The scope of this project is to establish best practices for creating name authority records for fictitious characters.
This project formed as a request from the Library of Congress to better differentiate LCSH for Cartoonists versus Comics artists. The group is also working on better differentiation from Animators; and also potentially on the art forms, too (Caricatures and cartoons, Comic books, strips, etc. and so on).
Research and propose LitRPG, Isekai, and related genre headings. Keep an eye on literary trends for potential future genre proposals.
Submit a change proposal to the Games subject heading with the goal of encouraging the Library of Congress to update the existing topical ($x) free-floating subdivision for Games and add a corresponding form ($v) free-floating subdivision.
This project is looking at all the various imaginary headings (organizations, places, vehicles, etc.) and fictional character groups (i.e., the X-Men) and considering how they could be moved into the Name Authority File instead, following a request from the Library of Congress. The group is creating best practices for creating these headings, considering mandatory and optional inclusions and so on.
Look at the current headings for various types of relationships in LCSH and propose new headings and revisions.
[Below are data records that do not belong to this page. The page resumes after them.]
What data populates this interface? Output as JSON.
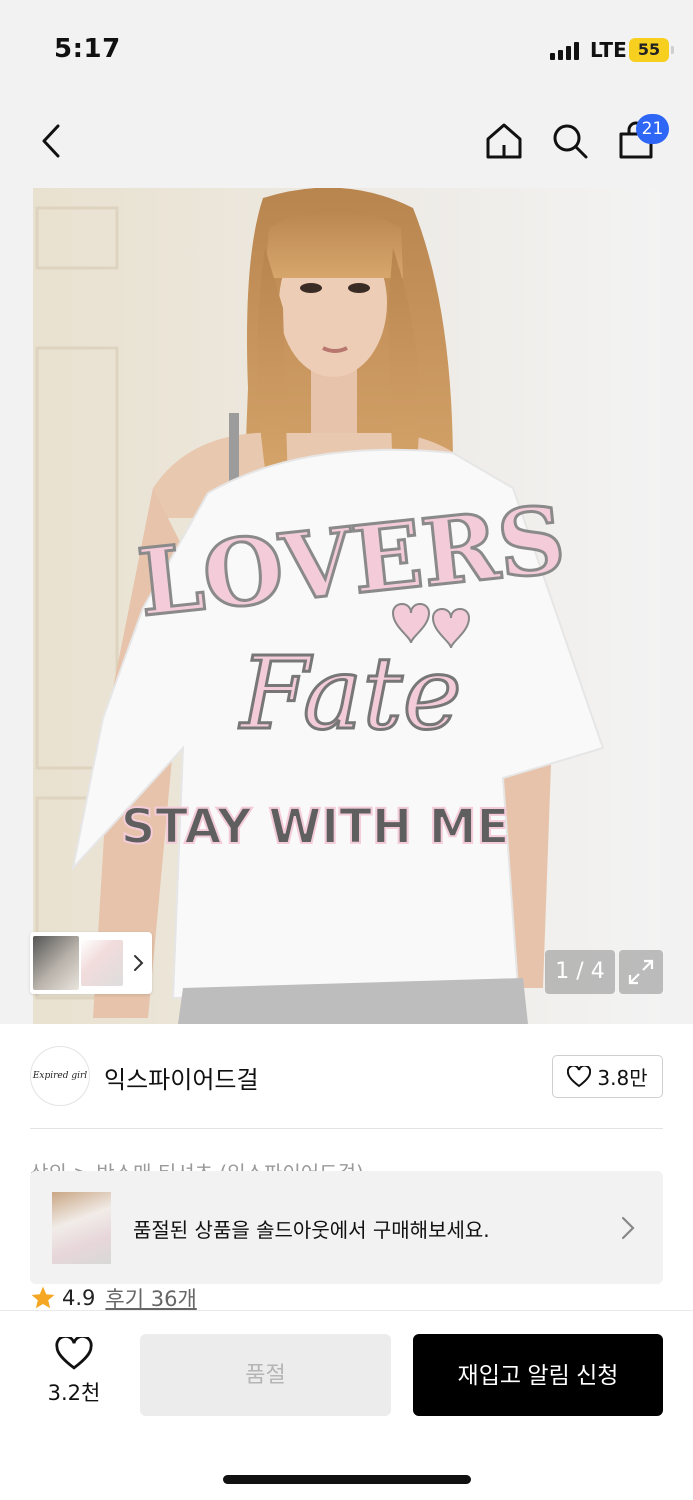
{
  "status_bar": {
    "time": "5:17",
    "network": "LTE",
    "battery": "55"
  },
  "nav": {
    "cart_badge": "21"
  },
  "gallery": {
    "counter": "1 / 4"
  },
  "brand": {
    "logo_text": "Expired girl",
    "name": "익스파이어드걸",
    "likes": "3.8만"
  },
  "breadcrumb": "상의 > 반소매 티셔츠 (익스파이어드걸)",
  "soldout_banner": {
    "text": "품절된 상품을 솔드아웃에서 구매해보세요."
  },
  "rating": {
    "score": "4.9",
    "reviews": "후기 36개"
  },
  "bottom_bar": {
    "wish_count": "3.2천",
    "soldout_label": "품절",
    "restock_label": "재입고 알림 신청"
  },
  "colors": {
    "badge": "#2e66f6",
    "star": "#f5a623",
    "primary_button": "#000000"
  },
  "product_image": {
    "shirt_text_top": "LOVERS",
    "shirt_text_middle": "Fate",
    "shirt_text_bottom": "STAY WITH ME"
  }
}
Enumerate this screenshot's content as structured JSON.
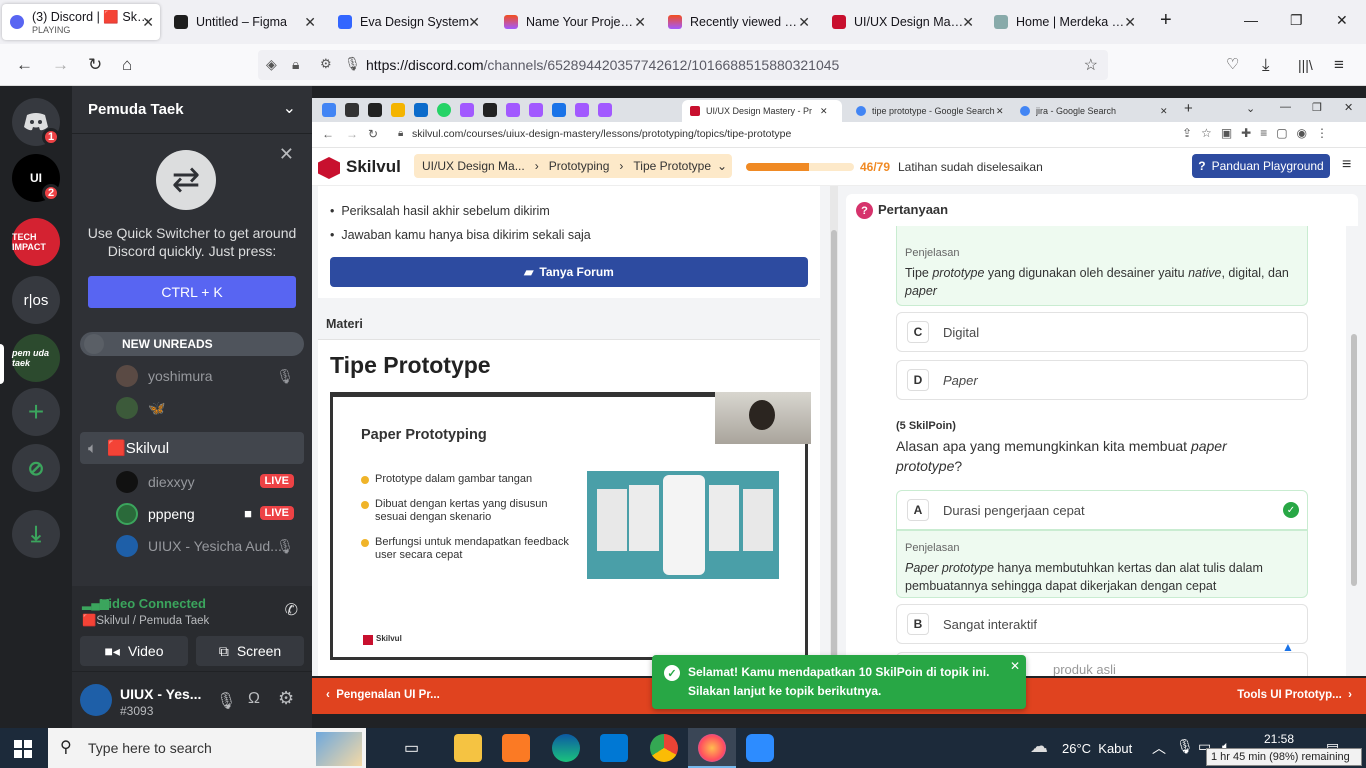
{
  "browser": {
    "tabs": [
      {
        "title": "(3) Discord | 🟥 Skilvul",
        "sub": "PLAYING",
        "active": true
      },
      {
        "title": "Untitled – Figma"
      },
      {
        "title": "Eva Design System"
      },
      {
        "title": "Name Your Project – Figma"
      },
      {
        "title": "Recently viewed – Figma"
      },
      {
        "title": "UI/UX Design Mastery"
      },
      {
        "title": "Home | Merdeka Belajar"
      }
    ],
    "url_host": "https://discord.com",
    "url_path": "/channels/652894420357742612/1016688515880321045"
  },
  "discord": {
    "server_name": "Pemuda Taek",
    "guild_badges": [
      "1",
      "2"
    ],
    "guild_text": "r|os",
    "quick_switcher_text": "Use Quick Switcher to get around Discord quickly. Just press:",
    "quick_switcher_button": "CTRL + K",
    "new_unreads": "NEW UNREADS",
    "members_top": [
      "yoshimura",
      "🦋"
    ],
    "voice_channel": "🟥Skilvul",
    "voice_members": [
      {
        "name": "diexxyy",
        "live": "LIVE"
      },
      {
        "name": "pppeng",
        "live": "LIVE"
      },
      {
        "name": "UIUX - Yesicha Aud..."
      }
    ],
    "video_connected": "Video Connected",
    "voice_path": "🟥Skilvul / Pemuda Taek",
    "video_button": "Video",
    "screen_button": "Screen",
    "user_name": "UIUX - Yes...",
    "user_tag": "#3093"
  },
  "inner_browser": {
    "tabs": [
      "UI/UX Design Mastery - Pr",
      "tipe prototype - Google Search",
      "jira - Google Search"
    ],
    "url": "skilvul.com/courses/uiux-design-mastery/lessons/prototyping/topics/tipe-prototype"
  },
  "skilvul": {
    "logo": "Skilvul",
    "breadcrumb": [
      "UI/UX Design Ma...",
      "Prototyping",
      "Tipe Prototype"
    ],
    "progress_text": "46/79",
    "progress": 0.58,
    "progress_label": "Latihan sudah diselesaikan",
    "guide_button": "Panduan Playground",
    "rules": [
      "Periksalah hasil akhir sebelum dikirim",
      "Jawaban kamu hanya bisa dikirim sekali saja"
    ],
    "forum_button": "Tanya Forum",
    "materi_label": "Materi",
    "materi_title": "Tipe Prototype",
    "slide_title": "Paper Prototyping",
    "slide_bullets": [
      "Prototype dalam gambar tangan",
      "Dibuat dengan kertas yang disusun sesuai dengan skenario",
      "Berfungsi untuk mendapatkan feedback user secara cepat"
    ],
    "slide_logo": "Skilvul",
    "question_header": "Pertanyaan",
    "q1_expl_label": "Penjelasan",
    "q1_expl_parts": [
      "Tipe ",
      "prototype",
      " yang digunakan oleh desainer yaitu ",
      "native",
      ", digital, dan ",
      "paper"
    ],
    "q1_options": [
      {
        "letter": "C",
        "text": "Digital"
      },
      {
        "letter": "D",
        "text": "Paper"
      }
    ],
    "q2_points": "(5 SkilPoin)",
    "q2_parts": [
      "Alasan apa yang memungkinkan kita membuat ",
      "paper prototype",
      "?"
    ],
    "q2_option_a": {
      "letter": "A",
      "text": "Durasi pengerjaan cepat"
    },
    "q2_expl_label": "Penjelasan",
    "q2_expl_parts": [
      "Paper prototype",
      " hanya membutuhkan kertas dan alat tulis dalam pembuatannya sehingga dapat dikerjakan dengan cepat"
    ],
    "q2_option_b": {
      "letter": "B",
      "text": "Sangat interaktif"
    },
    "q2_option_c_partial": "produk asli",
    "toast_line1": "Selamat! Kamu mendapatkan 10 SkilPoin di topik ini.",
    "toast_line2": "Silakan lanjut ke topik berikutnya.",
    "prev_topic": "Pengenalan UI Pr...",
    "next_topic": "Tools UI Prototyp..."
  },
  "taskbar": {
    "search_placeholder": "Type here to search",
    "weather": "26°C  Kabut",
    "time": "21:58",
    "battery": "1 hr 45 min (98%) remaining"
  }
}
The scope of the Video Game Genres project is to refine the current OLAC video game genres and then propose them to the Library of Congress for adoption in the LC genre/form terms.
This project encompasses proposing headings which will become patterns for comics subject headings strings with subdivisions in the LCSH, using the base heading $a Biographical comic books, strips, etc. (example: Biographical comic books, strips, etc. $x Jewish authors).
Based on the scope note formulation for "Asexual comics," this project changed all queer genre scope notes to say "featuring [X] characters or addressing [X] themes"
The project proposed removing cross-references consisting of a topic with a form subdivision (such as fiction; poetry; drama; etc.) from all LCSH and CYAC subject headings for genres. This fixed the long-standing issue where those cross-references flipped to the heading for a genre instead; an example being "Detectives $v Fiction," that flipped to "Detective and mystery stories" instead of being a valid string to search for fiction about detectives.